Demonstrating Wins and Areas for Improvement

  • Demonstrating small incremental wins with numbers or anecdotal evidence. We showed people the good feedback we were getting from blogs and it begat more blogging.
  • Highly visible metrics can drive change in a numbers focused organization as long as the numbers drive good behavior.
  • Consistent visibility and automated/real-time availability of metrics is important here. This was important for a couple reasons. First, until people knew that there stats would go to everyone in the division every couple weeks, it was easy to ignore it. We saw cases where teams made a concerted effort to improve. Second, people want to know how they are doing and when it was not automated, it was a time-consuming process for our team (taking away from time available for work with more value). Third, when you can’t show any data or the data is infrequent/unreliable it sends a message that we didn’t think it through and/or don’t really care.

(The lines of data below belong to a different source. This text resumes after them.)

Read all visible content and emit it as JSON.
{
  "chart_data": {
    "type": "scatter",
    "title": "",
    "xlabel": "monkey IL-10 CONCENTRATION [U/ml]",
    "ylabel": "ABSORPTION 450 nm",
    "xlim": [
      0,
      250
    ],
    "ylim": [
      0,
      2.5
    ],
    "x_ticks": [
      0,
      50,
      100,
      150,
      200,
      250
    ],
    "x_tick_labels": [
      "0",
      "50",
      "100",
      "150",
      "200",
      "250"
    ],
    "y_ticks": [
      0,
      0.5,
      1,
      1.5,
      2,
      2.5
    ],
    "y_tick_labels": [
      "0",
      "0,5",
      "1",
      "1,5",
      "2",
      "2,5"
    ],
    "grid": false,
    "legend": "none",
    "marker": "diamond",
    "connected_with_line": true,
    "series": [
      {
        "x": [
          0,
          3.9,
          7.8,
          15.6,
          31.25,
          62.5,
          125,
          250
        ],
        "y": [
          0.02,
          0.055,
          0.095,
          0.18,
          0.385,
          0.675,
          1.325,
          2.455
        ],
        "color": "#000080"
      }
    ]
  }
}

  • We created a web site internally that literally showed who has connected with customers over the last X time through various channels.
  • Public recognition of people who’ve made substantial customer impacts with their direct customers connections. Balancing the carrot with the sticks.
  • Showing off competitor wins in the customer connection space. Having Eclipse as a competitor where they are completely transparent with a vibrant community helps.
  • When we focused our efforts on a few things at once rather than throwing 10 different distractions at product groups the effort was more successful.

That’s all for now. Again I would invite anyone from Microsoft or customers to augment this work in progress list.